I think that having your data stored independent of the application technology, is much more important. Even if this means that the database can’t offer the best features possible. Being able to access all the data from anywhere, any program, any technology, makes is that much more valuable. This is one of the reasons why Object Databases never became a big hit. It limits the use of your data to object oriented languanges, and in some cases to a single language. The value of data is directly related to the ability to use it.
This is why RDBMSes are so great: it doesn’t bind your data to a single application. You can collect the data with one application, enrich it with another, publish it with yet another, and combine it with other data to create a comprehensive consistent whole.
On a related note: RDBMSes may not offer the richest relational model, but it’s a shame that in most SOA implementations you lose what little you have. Data is broken up into services related portions. Next it’s serialized to xml or something similar. Relations between data from different services is lost, circular relationships are lost when translated to hierarchical data. Yet another good reason to have a good look at REST, which could restore the ability to have cross service data relationships.
But remember: Your data wants to be free.
February 17th, 2009 at 5:44 pm (#)
RDBMS’s does bind you to a specific way to model your data. There are two typical scenarios that doesn’t fit into that model very well: 1. semi-structured data. 2. data about social/other networks. That’s why the big scale sites go for homegrown solutions, not RDBMS, when they face those scenarios.
I really don’t understand your focus on how data is stored. The nice thing about REST in my opinion is that applications can expose an external API, where the client doesn’t have to bother about the underlying technology at all.
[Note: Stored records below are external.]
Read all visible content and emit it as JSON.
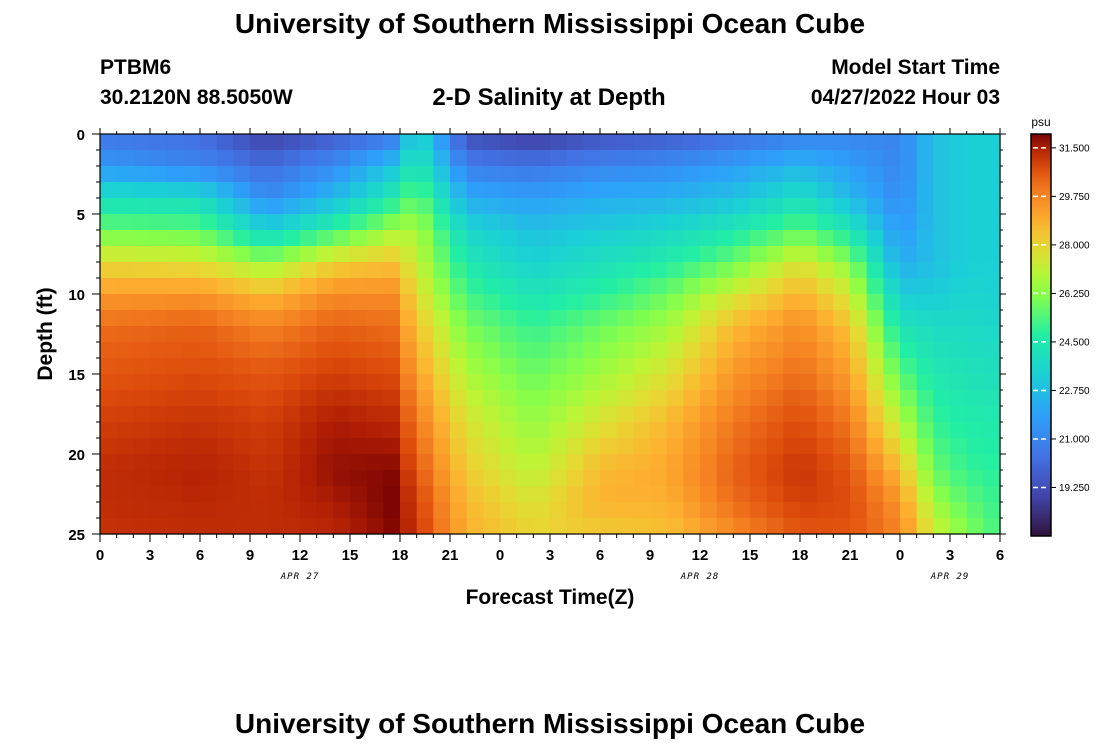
{
  "page": {
    "title": "University of Southern Mississippi Ocean Cube",
    "footer_title": "University of Southern Mississippi Ocean Cube"
  },
  "header": {
    "station": "PTBM6",
    "coords": "30.2120N  88.5050W",
    "chart_title": "2-D Salinity at Depth",
    "model_label": "Model Start Time",
    "model_time": "04/27/2022 Hour 03"
  },
  "chart_data": {
    "type": "heatmap",
    "title": "2-D Salinity at Depth",
    "xlabel": "Forecast Time(Z)",
    "ylabel": "Depth (ft)",
    "x_ticks": [
      "0",
      "3",
      "6",
      "9",
      "12",
      "15",
      "18",
      "21",
      "0",
      "3",
      "6",
      "9",
      "12",
      "15",
      "18",
      "21",
      "0",
      "3",
      "6"
    ],
    "x_date_labels": [
      {
        "label": "APR 27",
        "hour_index": 12
      },
      {
        "label": "APR 28",
        "hour_index": 36
      },
      {
        "label": "APR 29",
        "hour_index": 51
      }
    ],
    "x_range_hours": [
      0,
      54
    ],
    "y_ticks": [
      0,
      5,
      10,
      15,
      20,
      25
    ],
    "ylim": [
      0,
      25
    ],
    "colorbar": {
      "units": "psu",
      "min": 17.5,
      "max": 32.0,
      "tick_values": [
        31.5,
        29.75,
        28.0,
        26.25,
        24.5,
        22.75,
        21.0,
        19.25
      ],
      "tick_labels": [
        "31.500",
        "29.750",
        "28.000",
        "26.250",
        "24.500",
        "22.750",
        "21.000",
        "19.250"
      ]
    },
    "field": {
      "description": "salinity (psu) at key times; rows = depth ft, columns = forecast hour",
      "depths_ft": [
        0,
        2,
        4,
        6,
        8,
        10,
        12,
        15,
        18,
        21,
        23,
        25
      ],
      "hours": [
        0,
        6,
        10,
        14,
        17.5,
        19,
        22,
        26,
        30,
        34,
        38,
        42,
        45,
        48,
        50,
        52,
        54
      ],
      "values": [
        [
          20.5,
          20.2,
          18.8,
          19.6,
          20.5,
          23.8,
          19.2,
          18.6,
          19.3,
          19.6,
          20.2,
          20.8,
          21.0,
          21.0,
          22.8,
          23.3,
          23.3
        ],
        [
          21.6,
          21.0,
          20.2,
          21.2,
          22.8,
          24.5,
          20.8,
          20.5,
          21.0,
          21.2,
          21.8,
          22.5,
          21.8,
          21.0,
          22.8,
          23.3,
          23.3
        ],
        [
          24.0,
          23.8,
          21.2,
          22.6,
          24.5,
          25.8,
          22.2,
          21.8,
          22.2,
          22.4,
          22.8,
          24.0,
          22.6,
          21.2,
          22.8,
          23.3,
          23.3
        ],
        [
          25.8,
          25.6,
          23.4,
          25.0,
          26.6,
          26.8,
          23.6,
          22.8,
          23.2,
          23.6,
          24.4,
          25.6,
          24.4,
          21.6,
          22.8,
          23.3,
          23.3
        ],
        [
          27.8,
          27.6,
          26.4,
          28.0,
          28.4,
          27.2,
          24.4,
          23.4,
          24.0,
          24.6,
          25.8,
          27.6,
          26.2,
          22.2,
          22.8,
          23.3,
          23.3
        ],
        [
          29.3,
          29.4,
          28.6,
          29.6,
          29.6,
          27.8,
          25.2,
          24.2,
          24.8,
          25.8,
          27.4,
          28.8,
          27.4,
          23.2,
          23.2,
          23.5,
          23.4
        ],
        [
          30.2,
          30.4,
          29.8,
          30.4,
          30.2,
          28.4,
          26.0,
          25.0,
          25.8,
          26.6,
          28.6,
          29.6,
          28.4,
          24.2,
          23.8,
          23.8,
          23.6
        ],
        [
          30.6,
          30.8,
          30.6,
          31.0,
          30.8,
          29.2,
          26.8,
          25.8,
          26.6,
          27.6,
          29.4,
          30.2,
          29.2,
          25.6,
          24.4,
          24.2,
          24.0
        ],
        [
          31.0,
          31.2,
          31.0,
          31.6,
          31.4,
          30.0,
          27.6,
          26.4,
          27.6,
          28.6,
          30.0,
          30.8,
          30.0,
          27.0,
          25.0,
          24.6,
          24.5
        ],
        [
          31.3,
          31.5,
          31.2,
          31.8,
          31.9,
          30.6,
          28.2,
          27.0,
          28.6,
          29.0,
          30.4,
          31.2,
          30.6,
          28.6,
          25.8,
          25.0,
          24.8
        ],
        [
          31.3,
          31.4,
          31.3,
          31.6,
          32.0,
          31.0,
          28.6,
          27.6,
          28.8,
          28.8,
          30.2,
          31.0,
          30.8,
          29.4,
          26.6,
          25.6,
          25.0
        ],
        [
          31.2,
          31.3,
          31.3,
          31.4,
          31.9,
          31.2,
          28.8,
          28.0,
          28.2,
          28.4,
          29.6,
          30.6,
          30.6,
          29.8,
          27.4,
          26.2,
          25.2
        ]
      ]
    }
  }
}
The problem may be that this isn’t standardized yet, so there a lack of tool support. — Actually the great tool support could be one of the big advantages of RDBMS today!
If you want to store data in a truly application-agnostic way, RDF could be the way to go. It’s a standardized way of expressing data as a graph. And most application data fits good in the graph model. There are also multiple implementations of RDF stores and some tools. Neo4j is a generic graph database, but does also have a RDF layer on top. BTW, RDF is all about resources/URIs/links or a “metadata data model” if you like
There’s also a standardized query language as well (SPARQL).
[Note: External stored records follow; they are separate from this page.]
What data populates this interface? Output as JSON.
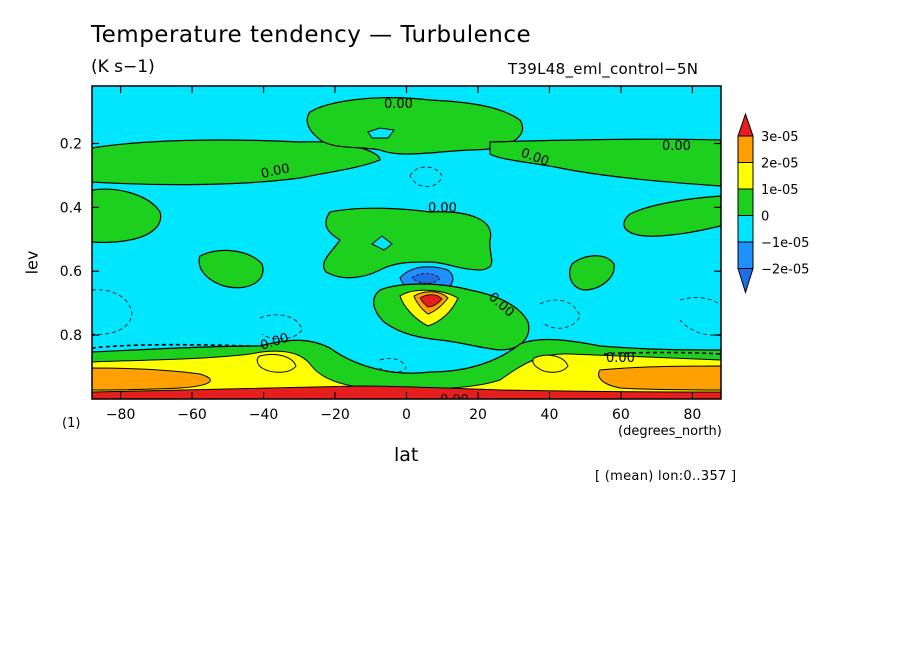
{
  "header": {
    "title": "Temperature tendency — Turbulence",
    "units": "(K s−1)",
    "run_name": "T39L48_eml_control−5N",
    "scale_marker": "(1)",
    "average_note": "[ (mean) lon:0..357 ]"
  },
  "chart_data": {
    "type": "heatmap",
    "title": "Temperature tendency — Turbulence",
    "xlabel": "lat",
    "xunits": "(degrees_north)",
    "ylabel": "lev",
    "xlim": [
      -88,
      88
    ],
    "ylim": [
      1.0,
      0.02
    ],
    "y_reversed": true,
    "xticks": [
      -80,
      -60,
      -40,
      -20,
      0,
      20,
      40,
      60,
      80
    ],
    "yticks": [
      0.2,
      0.4,
      0.6,
      0.8
    ],
    "grid": false,
    "legend_position": "right colorbar",
    "color_levels": [
      {
        "range": "< -2e-05",
        "color": "#1e6fe6"
      },
      {
        "range": "-2e-05 to -1e-05",
        "color": "#1e90ff"
      },
      {
        "range": "-1e-05 to 0",
        "color": "#00e6ff"
      },
      {
        "range": "0 to 1e-05",
        "color": "#1ed01e"
      },
      {
        "range": "1e-05 to 2e-05",
        "color": "#ffff00"
      },
      {
        "range": "2e-05 to 3e-05",
        "color": "#ffa000"
      },
      {
        "range": "> 3e-05",
        "color": "#e61e1e"
      }
    ],
    "colorbar_ticks": [
      "3e-05",
      "2e-05",
      "1e-05",
      "0",
      "−1e-05",
      "−2e-05"
    ],
    "contour_labels": [
      "0.00",
      "0.00",
      "0.00",
      "0.00",
      "0.00",
      "0.00",
      "0.00",
      "0.00",
      "0.00"
    ],
    "regions": [
      {
        "name": "upper positive (tropics)",
        "sign": "positive",
        "lat": [
          -28,
          25
        ],
        "lev": [
          0.06,
          0.22
        ]
      },
      {
        "name": "upper positive band (SH)",
        "sign": "positive",
        "lat": [
          -88,
          -8
        ],
        "lev": [
          0.19,
          0.23
        ]
      },
      {
        "name": "upper positive band (NH)",
        "sign": "positive",
        "lat": [
          40,
          88
        ],
        "lev": [
          0.19,
          0.25
        ]
      },
      {
        "name": "mid positive (tropics)",
        "sign": "positive",
        "lat": [
          -25,
          25
        ],
        "lev": [
          0.38,
          0.58
        ]
      },
      {
        "name": "negative core",
        "sign": "negative",
        "lat": [
          -2,
          12
        ],
        "lev": [
          0.58,
          0.65
        ]
      },
      {
        "name": "positive maximum",
        "sign": "positive",
        "lat": [
          -8,
          22
        ],
        "lev": [
          0.64,
          0.86
        ]
      },
      {
        "name": "boundary layer positive",
        "sign": "positive",
        "lat": [
          -88,
          88
        ],
        "lev": [
          0.85,
          1.0
        ]
      }
    ]
  }
}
As for OODB, I second that they are to tightly bound to the programming languages. It shouldn’t be relevant if you just consume a resource, but from a development perspective it’s a pain! — On the other hand RDBMS can be a pain too during development. Like when going from one-to-many to many-to-many for some relationship. In a graph database this requires no work on the database at all, just add the new data! So that would be one more scenario, but more from the development perspective: evolving schemas. Here you can read about evolving databases over time: http://push.cx/2009/rules-of-database-app-aging
February 17th, 2009 at 6:01 pm (#)
Graph databases may be a better solution than rdbms, i don’t know, haven’t got any experience with them. As you say, it’s not that important if the solution is universal enough that you can use if from any application.
One important requirement in my opinion would be a declarative query engine, which would enable you to easily get the data required. I think rdf is xml, so xquery could be a solution here.
In the long term, REST may be the ultimate solution, but we need a good query engine first. Maybe existing xquery engines could be used, or extended to serve this purpose?
Is there already a json-query extension to xquery? JQuery would be a good name, but i’m afraid that’s taken.
Just done some research, looks like some smart people have already done this: JAQL. A xquery implementation for json. It seems to work with Haadop.